The president’s fiscal year 2017 budget proposes full-time Pell students be provided the option to continue their studies year-round. Although Pell has always focused on broadening access to higher education, the goal of year-round Pell was to incentivize Pell students to complete their degree in less time and with less overall debt. And, as I have outlined earlier, Pell students are primarily low-income, with higher levels of student loan debt than their wealthier peers. Moreover, for underrepresented minority undergraduates, more than half receive Pell awards.

Year-round Pell has bipartisan support. Initially, it was proposed in President George W. Bush’s 2006 budget.
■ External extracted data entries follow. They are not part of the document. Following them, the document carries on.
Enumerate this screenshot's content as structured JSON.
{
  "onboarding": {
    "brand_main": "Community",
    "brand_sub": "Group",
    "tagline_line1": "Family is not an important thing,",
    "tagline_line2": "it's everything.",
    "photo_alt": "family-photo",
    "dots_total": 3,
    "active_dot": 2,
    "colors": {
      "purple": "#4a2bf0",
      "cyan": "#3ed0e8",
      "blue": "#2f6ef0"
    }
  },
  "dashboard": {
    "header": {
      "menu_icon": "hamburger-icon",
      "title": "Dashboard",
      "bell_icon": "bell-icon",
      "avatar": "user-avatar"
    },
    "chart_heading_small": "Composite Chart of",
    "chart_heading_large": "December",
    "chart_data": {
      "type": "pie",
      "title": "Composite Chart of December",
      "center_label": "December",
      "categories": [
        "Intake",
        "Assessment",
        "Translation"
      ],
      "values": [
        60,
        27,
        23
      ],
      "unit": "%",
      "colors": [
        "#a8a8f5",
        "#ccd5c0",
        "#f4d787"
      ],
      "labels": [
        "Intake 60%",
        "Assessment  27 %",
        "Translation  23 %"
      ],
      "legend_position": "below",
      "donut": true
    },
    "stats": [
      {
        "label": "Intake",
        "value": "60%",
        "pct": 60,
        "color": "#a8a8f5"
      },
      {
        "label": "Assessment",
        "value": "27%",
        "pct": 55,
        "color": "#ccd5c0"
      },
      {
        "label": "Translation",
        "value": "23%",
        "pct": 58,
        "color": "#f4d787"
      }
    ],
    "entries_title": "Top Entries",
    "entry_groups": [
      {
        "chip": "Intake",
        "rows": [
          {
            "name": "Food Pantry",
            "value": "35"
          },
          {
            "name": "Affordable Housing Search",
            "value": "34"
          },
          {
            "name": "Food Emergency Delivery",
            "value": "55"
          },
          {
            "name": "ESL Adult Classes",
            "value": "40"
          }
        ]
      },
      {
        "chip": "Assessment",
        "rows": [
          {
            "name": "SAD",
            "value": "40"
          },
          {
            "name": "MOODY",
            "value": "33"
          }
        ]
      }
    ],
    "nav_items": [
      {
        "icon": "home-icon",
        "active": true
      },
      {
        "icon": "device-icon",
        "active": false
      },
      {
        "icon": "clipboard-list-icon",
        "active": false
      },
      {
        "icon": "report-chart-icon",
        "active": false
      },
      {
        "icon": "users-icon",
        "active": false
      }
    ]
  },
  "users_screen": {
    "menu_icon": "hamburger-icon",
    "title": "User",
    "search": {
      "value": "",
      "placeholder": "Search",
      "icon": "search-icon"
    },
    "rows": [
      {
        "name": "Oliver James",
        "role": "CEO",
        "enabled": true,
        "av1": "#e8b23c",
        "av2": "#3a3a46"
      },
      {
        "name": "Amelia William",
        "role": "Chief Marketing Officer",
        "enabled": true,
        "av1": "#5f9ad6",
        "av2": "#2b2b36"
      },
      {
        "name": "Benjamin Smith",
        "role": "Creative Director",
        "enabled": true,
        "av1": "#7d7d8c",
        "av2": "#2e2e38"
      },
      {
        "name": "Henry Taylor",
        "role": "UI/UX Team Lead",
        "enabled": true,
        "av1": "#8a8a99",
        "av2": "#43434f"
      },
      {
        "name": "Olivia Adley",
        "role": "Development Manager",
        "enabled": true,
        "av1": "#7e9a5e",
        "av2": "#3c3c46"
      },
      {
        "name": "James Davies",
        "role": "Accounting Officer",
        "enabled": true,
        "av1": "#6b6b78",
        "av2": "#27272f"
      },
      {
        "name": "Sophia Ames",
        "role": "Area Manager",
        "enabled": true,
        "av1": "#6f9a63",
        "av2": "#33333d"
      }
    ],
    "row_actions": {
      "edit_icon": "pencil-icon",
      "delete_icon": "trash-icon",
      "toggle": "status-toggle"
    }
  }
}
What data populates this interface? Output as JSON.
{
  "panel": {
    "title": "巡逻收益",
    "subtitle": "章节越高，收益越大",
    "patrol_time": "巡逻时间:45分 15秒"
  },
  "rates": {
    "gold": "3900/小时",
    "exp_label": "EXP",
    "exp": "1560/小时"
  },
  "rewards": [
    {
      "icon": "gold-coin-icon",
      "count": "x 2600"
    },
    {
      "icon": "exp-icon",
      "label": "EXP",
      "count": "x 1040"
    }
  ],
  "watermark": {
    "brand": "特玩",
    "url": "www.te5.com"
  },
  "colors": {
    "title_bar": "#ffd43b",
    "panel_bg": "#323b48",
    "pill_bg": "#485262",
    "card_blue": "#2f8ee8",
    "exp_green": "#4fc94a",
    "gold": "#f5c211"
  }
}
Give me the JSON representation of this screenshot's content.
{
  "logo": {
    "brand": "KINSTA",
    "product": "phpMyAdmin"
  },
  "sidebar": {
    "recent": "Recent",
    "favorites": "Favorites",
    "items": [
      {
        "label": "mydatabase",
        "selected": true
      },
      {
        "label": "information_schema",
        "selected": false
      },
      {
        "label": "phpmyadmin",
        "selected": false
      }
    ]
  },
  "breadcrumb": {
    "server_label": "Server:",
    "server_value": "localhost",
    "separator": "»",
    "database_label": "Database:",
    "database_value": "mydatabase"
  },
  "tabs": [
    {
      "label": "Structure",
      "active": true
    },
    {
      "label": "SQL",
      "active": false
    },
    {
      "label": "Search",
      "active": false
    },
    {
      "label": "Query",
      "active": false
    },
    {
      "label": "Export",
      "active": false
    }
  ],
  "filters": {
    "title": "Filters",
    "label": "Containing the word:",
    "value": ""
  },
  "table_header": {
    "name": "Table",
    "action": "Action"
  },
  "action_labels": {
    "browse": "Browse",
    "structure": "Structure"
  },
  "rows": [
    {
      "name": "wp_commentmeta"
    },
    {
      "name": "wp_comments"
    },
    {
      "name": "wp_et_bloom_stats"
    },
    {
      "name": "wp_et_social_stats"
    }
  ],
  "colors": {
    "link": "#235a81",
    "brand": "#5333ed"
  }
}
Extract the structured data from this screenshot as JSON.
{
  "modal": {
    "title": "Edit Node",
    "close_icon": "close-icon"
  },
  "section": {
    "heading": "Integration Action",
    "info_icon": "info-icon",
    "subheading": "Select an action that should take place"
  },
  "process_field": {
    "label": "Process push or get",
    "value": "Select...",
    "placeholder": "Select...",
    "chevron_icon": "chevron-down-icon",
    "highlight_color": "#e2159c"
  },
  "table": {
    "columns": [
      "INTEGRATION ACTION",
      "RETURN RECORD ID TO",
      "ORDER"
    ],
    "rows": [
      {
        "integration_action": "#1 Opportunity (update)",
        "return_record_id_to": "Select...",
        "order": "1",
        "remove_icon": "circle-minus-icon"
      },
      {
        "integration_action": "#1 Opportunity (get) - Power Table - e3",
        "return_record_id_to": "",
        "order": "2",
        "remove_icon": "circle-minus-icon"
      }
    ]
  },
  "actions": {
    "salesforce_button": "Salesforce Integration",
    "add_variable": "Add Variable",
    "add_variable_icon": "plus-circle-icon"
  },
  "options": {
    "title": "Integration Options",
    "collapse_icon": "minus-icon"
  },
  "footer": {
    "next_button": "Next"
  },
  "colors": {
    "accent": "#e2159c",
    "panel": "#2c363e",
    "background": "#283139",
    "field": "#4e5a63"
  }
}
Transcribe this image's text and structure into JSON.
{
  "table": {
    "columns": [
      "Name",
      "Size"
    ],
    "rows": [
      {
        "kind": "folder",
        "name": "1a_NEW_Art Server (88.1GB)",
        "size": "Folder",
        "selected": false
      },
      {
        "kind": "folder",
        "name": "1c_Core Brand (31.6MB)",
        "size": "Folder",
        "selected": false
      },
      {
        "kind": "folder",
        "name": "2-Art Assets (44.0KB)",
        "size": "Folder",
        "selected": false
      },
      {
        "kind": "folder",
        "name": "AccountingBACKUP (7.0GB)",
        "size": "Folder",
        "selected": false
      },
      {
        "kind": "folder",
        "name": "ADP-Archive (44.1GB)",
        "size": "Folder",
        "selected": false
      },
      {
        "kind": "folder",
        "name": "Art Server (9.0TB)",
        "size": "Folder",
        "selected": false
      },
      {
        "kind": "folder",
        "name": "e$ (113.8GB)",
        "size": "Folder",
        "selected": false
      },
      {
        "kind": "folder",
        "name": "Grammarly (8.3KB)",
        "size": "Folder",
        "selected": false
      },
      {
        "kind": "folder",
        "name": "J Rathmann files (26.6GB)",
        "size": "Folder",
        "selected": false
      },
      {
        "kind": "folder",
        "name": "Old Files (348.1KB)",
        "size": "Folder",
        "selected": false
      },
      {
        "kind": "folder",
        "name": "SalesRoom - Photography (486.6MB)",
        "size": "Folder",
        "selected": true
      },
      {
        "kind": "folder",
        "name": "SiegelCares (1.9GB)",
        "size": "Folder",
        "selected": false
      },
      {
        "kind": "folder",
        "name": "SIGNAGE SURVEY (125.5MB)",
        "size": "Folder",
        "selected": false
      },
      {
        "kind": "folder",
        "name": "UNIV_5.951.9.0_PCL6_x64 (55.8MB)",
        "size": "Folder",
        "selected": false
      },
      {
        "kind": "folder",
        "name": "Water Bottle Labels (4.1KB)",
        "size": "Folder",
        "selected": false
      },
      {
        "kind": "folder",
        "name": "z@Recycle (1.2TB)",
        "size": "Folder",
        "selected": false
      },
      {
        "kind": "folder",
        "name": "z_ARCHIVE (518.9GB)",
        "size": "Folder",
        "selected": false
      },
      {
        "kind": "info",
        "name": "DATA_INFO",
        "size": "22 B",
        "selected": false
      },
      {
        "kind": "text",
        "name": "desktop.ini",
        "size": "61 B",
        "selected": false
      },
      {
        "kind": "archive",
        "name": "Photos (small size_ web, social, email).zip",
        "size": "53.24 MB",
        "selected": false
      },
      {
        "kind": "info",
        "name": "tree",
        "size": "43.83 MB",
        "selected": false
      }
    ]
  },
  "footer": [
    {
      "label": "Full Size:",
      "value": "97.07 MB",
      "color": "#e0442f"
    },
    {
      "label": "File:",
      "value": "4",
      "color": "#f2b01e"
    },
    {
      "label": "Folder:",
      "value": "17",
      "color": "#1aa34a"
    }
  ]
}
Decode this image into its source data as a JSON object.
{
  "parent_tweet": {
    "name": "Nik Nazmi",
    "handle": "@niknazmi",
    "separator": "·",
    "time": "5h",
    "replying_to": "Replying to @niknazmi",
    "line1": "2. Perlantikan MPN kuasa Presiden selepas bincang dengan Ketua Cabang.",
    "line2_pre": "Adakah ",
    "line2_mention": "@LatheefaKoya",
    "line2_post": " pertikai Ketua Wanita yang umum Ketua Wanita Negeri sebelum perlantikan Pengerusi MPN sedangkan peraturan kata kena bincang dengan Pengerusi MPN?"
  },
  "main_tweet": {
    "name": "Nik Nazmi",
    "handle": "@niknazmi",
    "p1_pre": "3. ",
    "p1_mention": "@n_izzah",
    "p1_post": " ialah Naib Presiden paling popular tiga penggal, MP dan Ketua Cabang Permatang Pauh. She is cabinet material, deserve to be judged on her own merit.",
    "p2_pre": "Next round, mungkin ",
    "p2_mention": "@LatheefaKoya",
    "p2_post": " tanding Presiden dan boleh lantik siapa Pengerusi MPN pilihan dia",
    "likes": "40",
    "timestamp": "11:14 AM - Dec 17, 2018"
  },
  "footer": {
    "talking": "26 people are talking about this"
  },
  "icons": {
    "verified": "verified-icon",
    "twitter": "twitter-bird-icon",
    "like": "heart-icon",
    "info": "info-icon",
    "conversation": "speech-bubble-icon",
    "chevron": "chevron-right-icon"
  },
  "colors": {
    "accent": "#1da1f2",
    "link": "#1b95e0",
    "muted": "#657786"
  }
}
The provision was successfully inserted into the 2008 higher education reauthorization act.

Unfortunately, the year-round Pell provision was eliminated a few years later. At the height of the recession, Pell costs grew beyond what was estimated and budgeted for, and the Pell program faced large shortfalls. Students and advocates were worried that grants would decline, forcing students to bear more of the cost of college.

So to shore up funding for Pell and prevent cuts to the maximum award, Congress enacted piecemeal changes to student aid eligibility, including eliminating year-round Pell.

But times have changed. Pell program costs have declined; recent estimates from the nonpartisan Congressional Budget Office (CBO) forecast that Pell will not face a shortfall for many years.

This provides Congress the opportunity to actually do something positive in 2016 on college costs and affordability for low-income Pell students. The budget released today provides an attractive offer to Congress to restore Pell grants for students who want to accelerate their studies and attend college for the entire year.

Here are three reasons to be optimistic:

  1. There is bipartisan interest in both the House and Senate to restore year-round Pell.
  2. Rather than cutting away at Pell, the new CBO estimates provide Congress with the opportunity to strengthen Pell, using existing budgetary resources assumed in the baseline Pell budget.
  3. And the proposed provision can be enacted through a timely “regular order” appropriations process by Sept. 30.

Moreover, taking action now will have real benefits down the road. Investing resources and funding into Pell today increases the likelihood that those dollars will be there for future Pell students. Said another way, it decreases the possibility that Pell funds would be cut for deficit reduction or re-allocated to another program.

We know the current president wants to do something to get low-income students to graduation with less student loan debt.

The larger question is if Congress — in 2016 — wants to do the same.